Segurei o sol

         Mesmo que hoje ainda eu falasse o óbvio, não seria suficiente. Foi o que pensei ao voltar em meus pensamentos    há alguns anos atrás.
        Esperava sob a chuva sentado no meio-fio entre a calçada e a rua. Estava na frente da sua casa. Esperando uma ligação que fizesse sentido. Nariz fungando, frio que te encolhe e a água batendo contra minha lateral incessante. Continuei firme, pois valia a pena esperar, afinal era você, da outra cidade, sob uma convulsão emocional por causa minha ( hoje vejo bem que  por causa sua mesmo ). Fitei o fim da rua quando o relâmpago iluminou o poste desligado e havia uma nuvem logo atrás com o formato de seu rosto. Pensei em te contar caso ligasses, iria te dizer que havia te visto feliz e que tinha consegui até mesmo perceber os seus dentes no meio daquela escuridão. Mas segundos depois desanimei-me com a certeza de que você não iria acreditar ou mesmo me dar razão, sentir-se instigado. Noutro dia, pela manhã, havia pensado em te dizer que as janelas do prédio onde estudo, em um vendaval, quebraram-se uma a uma, inclusive uma que estava encostado. Sorte a minha que saí dali para te enviar uma mensagem perto das escadas, aonde havia sinal da operadora. Não seria muita coincidência você ter me salvado? Acontece que, de certa forma, isso não tinha nada a ver conosco. Isso o que? Vincular a realidade com a fantasia ( pelo menos foi o que você disse quando tentei te contar ). No nosso último final de semana fui à praia e você me perguntou o que eu estava fazendo lá. Eu  o respondi que estava tentando pegar o sol. Você disse que eu estava mentindo e que era pra ser realista e te respondi o mesmo, esperando que você reagisse diferente. Meu peito apertou e sua voz se enrijeceu. E depois de abusar de minha tolerância, você se desfez de mim como faz com absorvente.

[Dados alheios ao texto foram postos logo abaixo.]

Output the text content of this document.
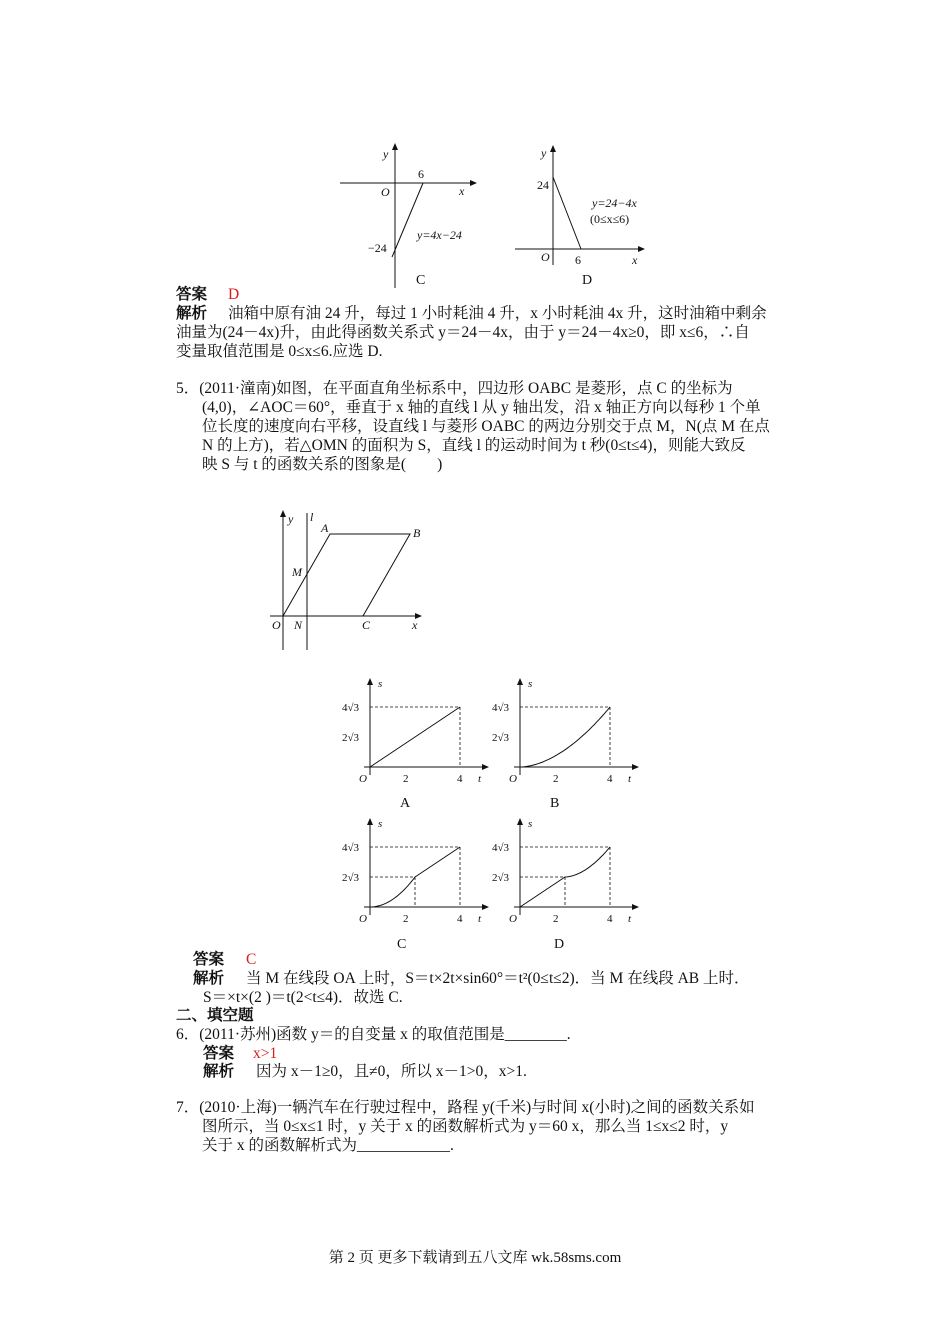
y
O
6
x
−24
y=4x−24
C
y
24
O 6	x
y=24−4x
(0≤x≤6)
D
答案 D
解析 油箱中原有油 24 升，每过 1 小时耗油 4 升，x 小时耗油 4x 升，这时油箱中剩余
油量为(24－4x)升，由此得函数关系式 y＝24－4x，由于 y＝24－4x≥0，即 x≤6，∴自
变量取值范围是 0≤x≤6.应选 D.
5．(2011·潼南)如图，在平面直角坐标系中，四边形 OABC 是菱形，点 C 的坐标为
(4,0)，∠AOC＝60°，垂直于 x 轴的直线 l 从 y 轴出发，沿 x 轴正方向以每秒 1 个单
位长度的速度向右平移，设直线 l 与菱形 OABC 的两边分别交于点 M，N(点 M 在点
N 的上方)，若△OMN 的面积为 S，直线 l 的运动时间为 t 秒(0≤t≤4)，则能大致反
映 S 与 t 的函数关系的图象是(　　)
y l
A	B
M
O N	C	x
s
t
O	2	4
4√3
2√3
s
t
O	2	4
4√3
2√3
s
t
O	2	4
4√3
2√3
s
t
O	2	4
4√3
2√3
A	B
C	D
答案 C
解析 当 M 在线段 OA 上时，S＝t×2t×sin60°＝t²(0≤t≤2)．当 M 在线段 AB 上时．
S＝×t×(2 )＝t(2<t≤4)．故选 C.
二、填空题
6．(2011·苏州)函数 y＝的自变量 x 的取值范围是________.
答案 x>1
解析 因为 x－1≥0，且≠0，所以 x－1>0，x>1.
7．(2010·上海)一辆汽车在行驶过程中，路程 y(千米)与时间 x(小时)之间的函数关系如
图所示，当 0≤x≤1 时，y 关于 x 的函数解析式为 y＝60 x，那么当 1≤x≤2 时，y
关于 x 的函数解析式为____________.
第 2 页 更多下载请到五八文库 wk.58sms.com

           Te liguei milhões de vezes e fui na tua casa, bati na tua porta e imaginei que você iria desculpar-se, me abraçar e me beijar; imaginei que você  iria querer me entender, se sentando no sofá e perguntando o que estava acontecendo; imaginei que você se arrependeria e perceberia que sempre te quis bem; imaginei que você apenas estava insegura e iria tentar melhorar; também imaginei que você poderia abrir a porta e dizer que eu estava sendo imaturo e que tinha mudado de idéia: eu era muto novo pra você; imaginei que você poderia estar com alguem e me mandaria ir pra casa ver desenho animado; imaginei que você iria dizer, "desculpa, mas acabou para sempre". Mas isso tudo é ficção: a única coisa que não imaginei era que você se mudaria e nunca mais atenderia ou ao menos retornaria uma ligação. A realidade é que você me deixou ali na chuva com o seu sorriso que nem sei se é seu;  um buraco no peito no lugar que habitava um coração; com um amor que nem sei se aconteceu; e uma foto daquele domingo de primavera na praia.